Sob as ondas: empresas avançam no mercado de submarinos particulares
O público-alvo é aquele que já singra os mares em iates e quer um brinquedinho para explorar as profundezas
Meio de transporte inventado no século XVII que se tornou conhecido por seu papel militar na I Guerra Mundial, o submarino até recentemente cumpria três funções principais: abrilhantar a frota da Marinha das nações avançadas, contribuir para as pesquisas marítimas e figurar, gloriosamente amarelo, na capa do famoso álbum dos Beatles. Agora, começa a ganhar o mundo. Duas empresas competem pelo mercado dos submarinos particulares, um brinquedinho dedicado sobretudo a quem já tem um portentoso iate e quer ampliar (para baixo) seus horizontes. Pioneira no ramo, a holandesa U-Boat Worx, apoiada na própria avaliação de que todo dono de um barco de mais de 150 pés é potencial comprador, lançou em 2020 a linha Nemo, capaz de descer a 100 metros de profundidade, a preços que começam em 1 milhão de dólares (5,2 milhões de reais).

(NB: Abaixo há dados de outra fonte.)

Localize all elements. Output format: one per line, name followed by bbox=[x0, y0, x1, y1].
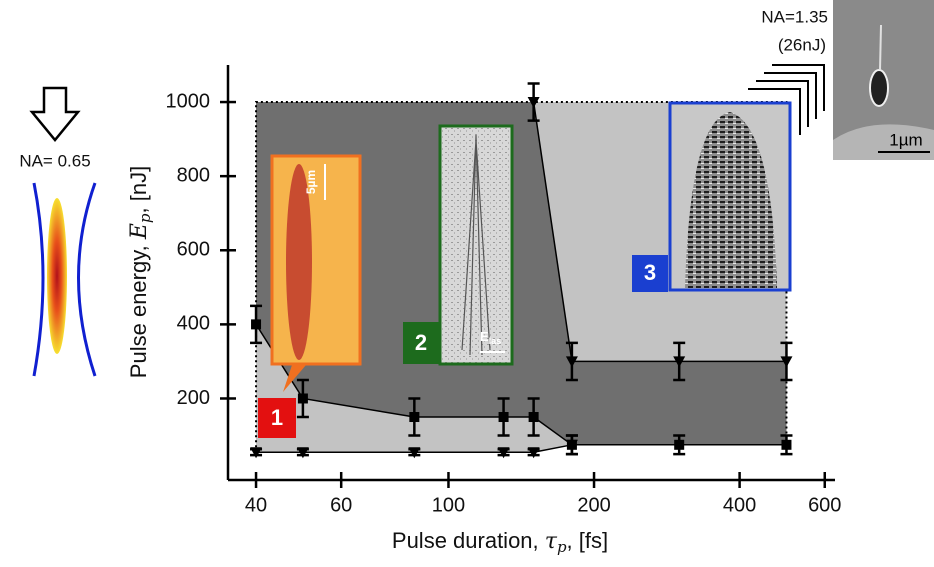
marker bbox=[498, 412, 509, 423]
sem-void bbox=[869, 69, 889, 107]
na-right: NA=1.35 bbox=[761, 7, 828, 26]
x-tick-label: 600 bbox=[808, 494, 841, 516]
x-tick-label: 60 bbox=[330, 494, 352, 516]
marker bbox=[250, 447, 263, 459]
scale-label: 5µm bbox=[304, 170, 318, 194]
x-axis-label: Pulse duration, τp, [fs] bbox=[392, 528, 608, 556]
region-badge bbox=[258, 398, 296, 438]
y-label-sub: p bbox=[136, 213, 154, 223]
marker bbox=[297, 393, 308, 404]
series-line bbox=[532, 101, 787, 363]
y-tick-label: 800 bbox=[177, 164, 210, 186]
marker bbox=[673, 356, 686, 368]
marker bbox=[296, 447, 309, 459]
y-label-unit: , [nJ] bbox=[126, 166, 151, 214]
region-label: 1 bbox=[271, 405, 283, 430]
region-label: 2 bbox=[415, 330, 427, 355]
x-tick-label: 40 bbox=[245, 494, 267, 516]
x-label-unit: , [fs] bbox=[567, 528, 609, 553]
arrow bbox=[29, 86, 81, 142]
y-axis-label: Pulse energy, Ep, [nJ] bbox=[126, 166, 154, 378]
marker bbox=[674, 439, 685, 450]
region-dark bbox=[256, 102, 787, 445]
beam-edge bbox=[77, 182, 97, 377]
y-tick-label: 600 bbox=[177, 239, 210, 261]
field-sub: las bbox=[489, 336, 502, 346]
marker bbox=[565, 356, 578, 368]
inset-2: 2 Elas bbox=[403, 124, 514, 366]
inset-image bbox=[438, 124, 514, 366]
y-tick-label: 400 bbox=[177, 313, 210, 335]
field-label: Elas bbox=[480, 329, 501, 346]
region-badge bbox=[403, 322, 440, 364]
marker bbox=[251, 319, 262, 330]
inset-3: 3 bbox=[632, 101, 792, 292]
scale-label: 1µm bbox=[889, 130, 922, 149]
marker bbox=[527, 97, 540, 109]
marker bbox=[408, 447, 421, 459]
y-label-symbol: E bbox=[127, 223, 152, 240]
marker bbox=[528, 412, 539, 423]
sem-channel bbox=[879, 24, 882, 71]
stack-lines bbox=[748, 64, 825, 135]
x-tick-label: 400 bbox=[723, 494, 756, 516]
x-label-sub: p bbox=[557, 538, 567, 556]
damage-pattern bbox=[685, 112, 777, 288]
inset-sem: 1µm NA=1.35 (26nJ) bbox=[748, 0, 934, 160]
series-line bbox=[256, 444, 573, 453]
damage-track bbox=[286, 164, 312, 360]
na-left: NA= 0.65 bbox=[19, 151, 90, 170]
field-main: E bbox=[480, 329, 489, 344]
x-tick-label: 200 bbox=[577, 494, 610, 516]
marker bbox=[781, 439, 792, 450]
series-line bbox=[255, 323, 787, 446]
marker bbox=[527, 447, 540, 459]
callout bbox=[283, 365, 306, 392]
x-label-symbol: τ bbox=[545, 529, 558, 554]
energy-right: (26nJ) bbox=[778, 35, 826, 54]
focal-spot bbox=[47, 198, 67, 354]
y-tick-label: 1000 bbox=[166, 90, 211, 112]
inset-1: 5µm 1 bbox=[258, 154, 362, 438]
marker bbox=[780, 356, 793, 368]
y-label-text: Pulse energy, bbox=[126, 239, 151, 378]
x-tick-label: 100 bbox=[432, 494, 465, 516]
y-tick-label: 200 bbox=[177, 387, 210, 409]
ripples bbox=[461, 134, 491, 356]
marker bbox=[409, 412, 420, 423]
x-label-text: Pulse duration, bbox=[392, 528, 545, 553]
marker bbox=[565, 439, 578, 451]
region-badge bbox=[632, 255, 668, 292]
region-label: 3 bbox=[644, 260, 656, 285]
marker bbox=[497, 447, 510, 459]
beam-edge bbox=[32, 182, 45, 377]
focus-sketch: NA= 0.65 bbox=[19, 86, 97, 377]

Com 2,8 metros de largura, 1,55 metro de altura e capacidade para duas pessoas, o Nemo é o único modelo prêt-à-porter da Worx — todos os demais são feitos sob encomenda, prática também em vigor na concorrente Triton, sediada na Flórida. Dependendo das especificidades, a maioria dos submarinos particulares das duas marcas custa entre 2,5 milhões e 3,6 milhões de dólares (na casa dos 18 milhões de reais). Fundador e CEO da U-Boat Worx, Bert Houtman, 69 anos, disse a VEJA que sua paixão por submersíveis vem de longe: aos 16 anos, apresentou-se ao célebre oceanógrafo francês Jacques Cousteau e pediu para revender o Flying Disk — um modelo muito parecido com o Yellow Submarine da canção, lançado em 1959 para pesquisas científicas. De lá para cá, Houtman adotou como missão popularizar (relativamente) o submarino. “A fórmula é conseguir um preço de custo baixo, sem prejuízo da segurança e do conforto”, afirma.
Na base da Worx em Curaçao, no mar caribenho, a empresa oferece um curso de duas semanas aos compradores de submarinos, que inclui aulas teóricas e vinte mergulhos de treinamento. Os veículos precisam de manutenção e revisão anuais e contam com assentos confortáveis, ar-condicionado, sistemas de som de alta qualidade e câmeras de bom nível para fotografar o passeio, além de reservas de emergência de alimentos e combustíveis e comunicação ininterrupta com a base. Até hoje, nenhum dos 6 000 mergulhos realizados em veículos da marca apresentou problema técnico — embora, sim, os passageiros possam eventualmente passar por crises de claustrofobia e pânico. Houtman diz já ter vendido sessenta submersíveis — metade para particulares, metade para organizações de pesquisa e empresas de cruzeiro — e espera que o Nemo multiplique a demanda. “Não vai demorar para que seja o mais vendido do mundo”, antecipa.
A americana Triton está mais interessada em chamar a atenção pelo inusitado de suas conquistas. Em 2019, fabricou um modelo com casco de titânio para levar o financista e aventureiro Victor Vescovo à parte mais profunda do oceano já explorada: 10 927 metros abaixo na Fossa das Marianas, supostamente batendo o recorde do diretor de cinema James Cameron (ele nega). Foi em um submarino da Triton com capacidade para oito pessoas que se realizou a primeira cerimônia de casamento a 1 000 metros de profundidade, em 2017. Na mesma linha de o fundo do mar é o limite, o holandês Houtman projeta a construção do Under Water Entertainment Platform (UWEP), um imenso submarino capaz de levar 120 pessoas para 200 metros de profundidade, com direito a jantar em restaurante subaquático enquanto apreciam a vista (devidamente iluminada por holofotes) através das catorze enormes “janelas”. Quando não está submerso, o UWEP proporciona ar fresco e brisa no rosto em um vasto deque.
Também está nos planos a construção de uma espécie de “iate subaquático”, o Nautilus, apresentado no Yacht Show de Mônaco em setembro. O submarino terá salão e quatro suítes, cozinha, bar e sala de jantar, tudo iluminado por um enorme painel de vidro frontal. Vai custar o equivalente a 130 milhões de reais e deve ficar pronto em quatro anos. Depois de ter acesso a todos os pontos do planeta e de garantir a chance de esbarrar na órbita terrestre em foguetes particulares, os milionários podem agora desbravar a seu bel prazer as profundezas do mar. Próxima parada — Marte?